Humans may provide AI with many clues, and after clues are given, AI will complete the tasks. Just like writing a manuscript, maybe after we finish talking, the reporter still needs to organize the recording, adjust the context, etc. With AI, you can first feed your own writing style to the machine, and let it organize according to your style, from the entire publicity to advertising In the closed-loop process, AI can do better than humans.
**Tencent Technology: After listening to your description, now is not the time to "chasing the wind", but the time to "wait for the wind". You need to always pay attention to the next innovation point. Will you feel anxious during this process? **
Xiong Weiming: Don’t be anxious. After all, the wind has not come yet, and I don’t know how far the wind will blow. I think domestic companies are still easy to get stuck in computing power. Even if the computing power is OK this year, it will be OK next year. What about the year? After catching up with GPT-4, how to catch up with GPT-5 and GPT-6?
**Tencent Technology: Computing power is a problem for the entire industry. What kind of mentality should the entire industry use to face this hard problem? **
Xiong Weiming: The whole industry needs to endure. This is a hardware problem that needs to be solved by everyone.
**Tencent Technology: In addition to computing power, in the wave of AIGC, what other things worry you? **
Xiong Weiming: I have some concerns about the development of AI.
First of all, we are not sure whether AI can be defined as life.
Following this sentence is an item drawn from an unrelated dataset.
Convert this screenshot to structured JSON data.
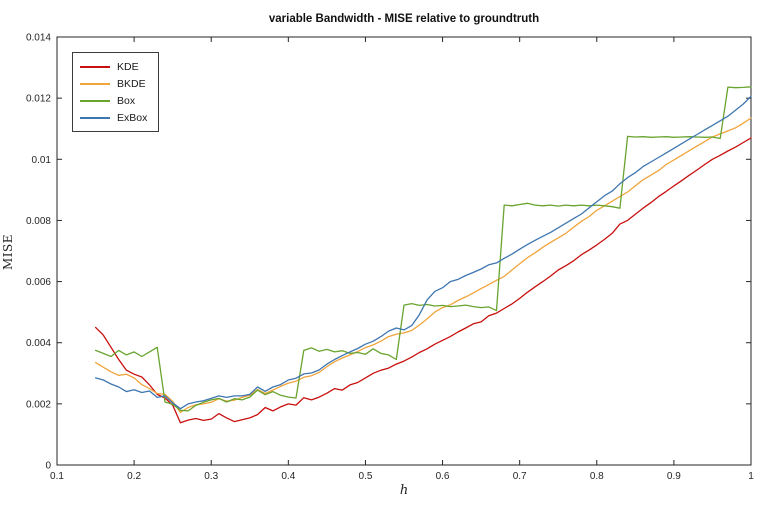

Our understanding of human life is simply not deep enough. Human existence presents biological characteristics, such as protein and ATCG codes, which cannot be reflected in AI. So, are we equal to AI in the definition of life? Does I disappear and AI disappear, do they have the same effect? These I do not know.
Second, will AI develop self-awareness? This is also an unknown. If AI develops self-awareness, it could be the end for us humans.
Third, in what form will AI appear in this world, can we accept and recognize it as a form of life? This worries me a little. Because AI is obviously smarter than us, and it is a unified intelligence, regardless of national boundaries, data fusion and mutual influence, and its progress is even faster than our human beings. Considering that only some of us humans have higher education, AI does not need to go to college, and it can even be said that all of them have doctorates. These all make me feel a little worried.
**Tencent Technology: If AI develops self-awareness, will it definitely pose a threat to human beings? **
Xiong Weiming: Even if AI has no emotion, if it has self-awareness, it will think "I want to exist". If human beings are an obstacle to its existence, then it may destroy human beings.